Решите систему неравенств: x-3>=7/(x+3); x-1<=12/x.

\[\left\{ \begin{matrix} x - 3^{\backslash x + 3} \geq \frac{7}{x + 3} \\ x - 1^{\backslash x} \leq \frac{12}{x}\text{\ \ \ \ \ \ } \\ \end{matrix} \right.\ \text{\ \ \ \ \ \ \ \ \ }\]

\[\left\{ \begin{matrix} \frac{(x - 3)(x + 3) - 7}{x + 3} \geq 0 \\ \frac{(x - 1)x - 12}{x} \leq 0\ \ \ \ \ \ \ \ \ \ \\ \end{matrix} \right.\ \text{\ \ \ \ \ \ \ }\]
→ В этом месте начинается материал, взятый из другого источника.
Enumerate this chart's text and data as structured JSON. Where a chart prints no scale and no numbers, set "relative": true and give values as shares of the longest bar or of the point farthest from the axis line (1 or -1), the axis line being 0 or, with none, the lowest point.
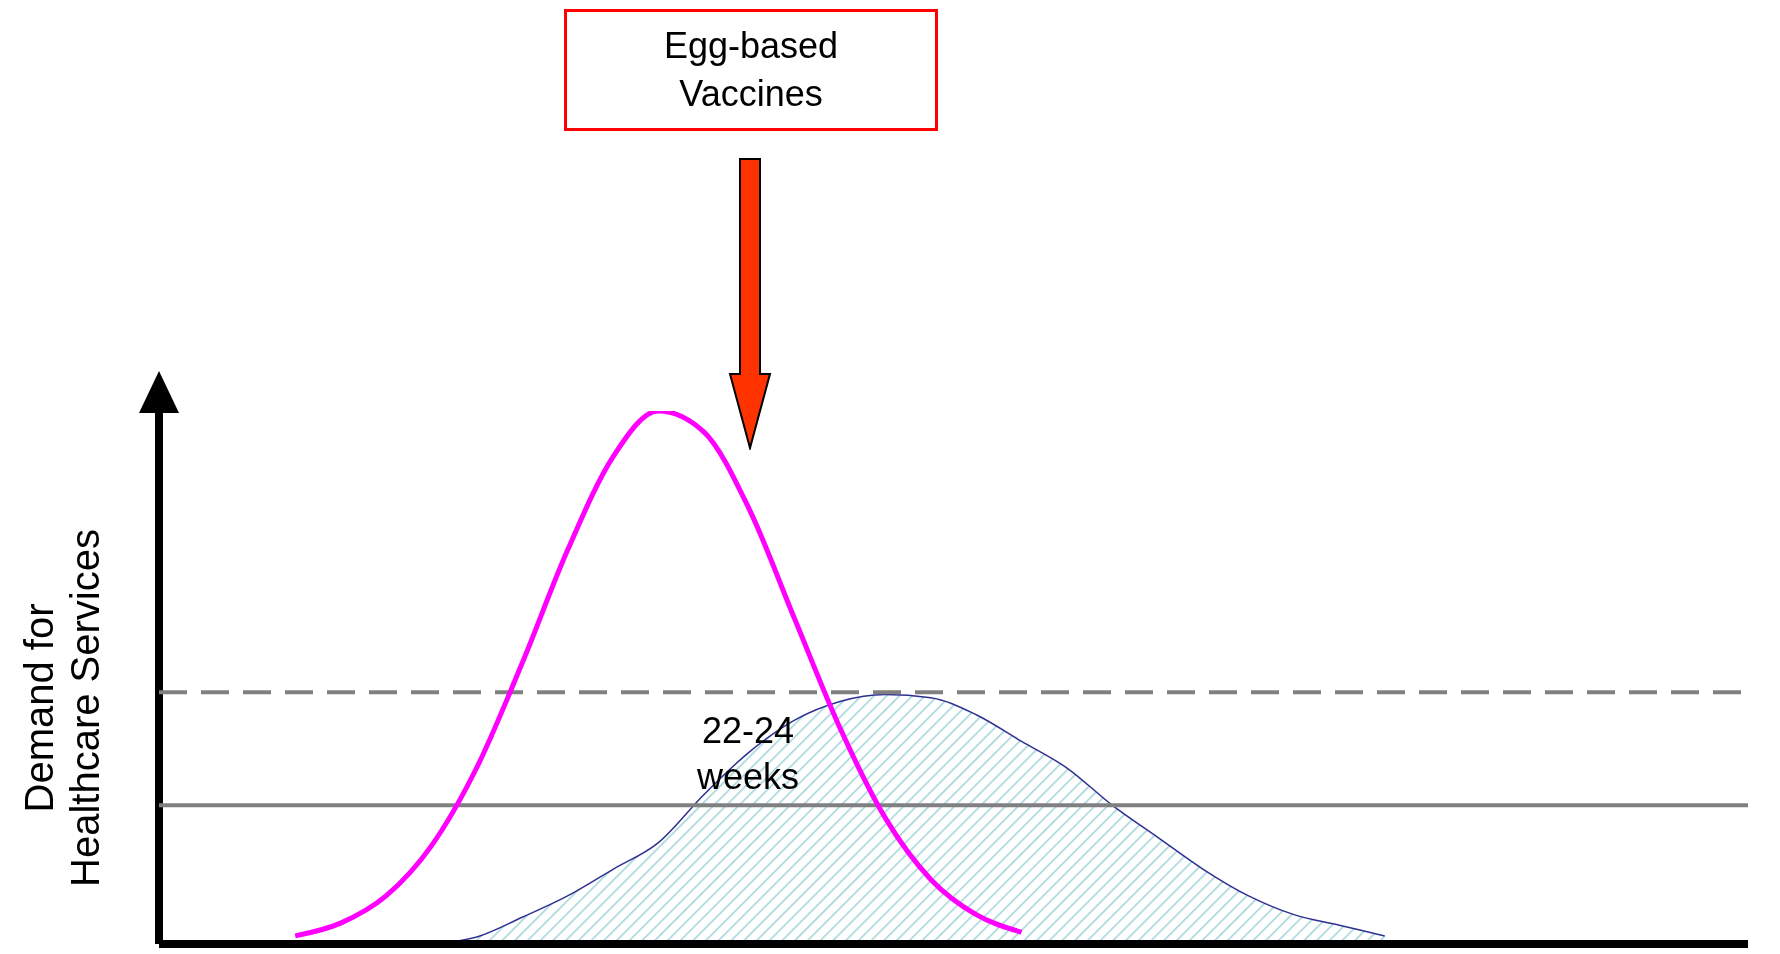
{
  "chart_data": {
    "type": "line",
    "relative": true,
    "ylabel": "Demand for Healthcare Services",
    "tick_labels": false,
    "categories": [
      null,
      null,
      null,
      null,
      null,
      null,
      null,
      null,
      null,
      null,
      null,
      null,
      null,
      null,
      null,
      null,
      null,
      null,
      null,
      null,
      null,
      null,
      null,
      null,
      null,
      null,
      null,
      null,
      null,
      null,
      null,
      null,
      null,
      null,
      null,
      null
    ],
    "series": [
      {
        "color": "#ff00ff",
        "values": [
          null,
          null,
          null,
          0.015,
          0.039,
          0.09,
          0.184,
          0.331,
          0.527,
          0.739,
          0.914,
          1,
          0.961,
          0.816,
          0.61,
          0.405,
          0.236,
          0.121,
          0.055,
          0.022,
          null,
          null,
          null,
          null,
          null,
          null,
          null,
          null,
          null,
          null,
          null,
          null,
          null,
          null,
          null,
          null
        ]
      },
      {
        "type": "area",
        "color": "#2e3192",
        "values": [
          null,
          null,
          null,
          null,
          null,
          null,
          0,
          0.013,
          0.05,
          0.09,
          0.14,
          0.19,
          0.28,
          0.36,
          0.42,
          0.455,
          0.468,
          0.462,
          0.43,
          0.38,
          0.33,
          0.26,
          0.2,
          0.14,
          0.09,
          0.055,
          0.035,
          0.015,
          null,
          null,
          null,
          null,
          null,
          null,
          null,
          null
        ]
      }
    ],
    "ref_lines": [
      {
        "axis": "y",
        "value": 0.472,
        "line_style": "dashed",
        "color": "#808080"
      },
      {
        "axis": "y",
        "value": 0.26,
        "line_style": "solid",
        "color": "#808080"
      }
    ],
    "annotations": [
      "Egg-based Vaccines",
      "22-24 weeks"
    ]
  }
}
\[\left\{ \begin{matrix} \frac{x^{2} - 9 - 7}{x + 3} \geq 0\ \ \\ \frac{x^{2} - x - 12}{x} \leq 0 \\ \end{matrix} \right.\ \]

\[\left\{ \begin{matrix} \frac{x^{2} - 16}{x + 3} \geq 0\ \ \ \ \ \ \ \ \ \ \ \ \ \\ \frac{(x + 3)(x - 4)}{x} \leq 0 \\ \end{matrix} \right.\ \text{\ \ \ \ \ \ \ \ }\]

\[\left\{ \begin{matrix} \frac{(x - 4)(x + 4)}{x + 3} \geq 0 \\ \frac{(x + 3)(x - 4)}{x} \leq 0 \\ \end{matrix} \right.\ \]

\[Ответ:\lbrack - 4; - 3) \cup \left\{ 4 \right\}.\]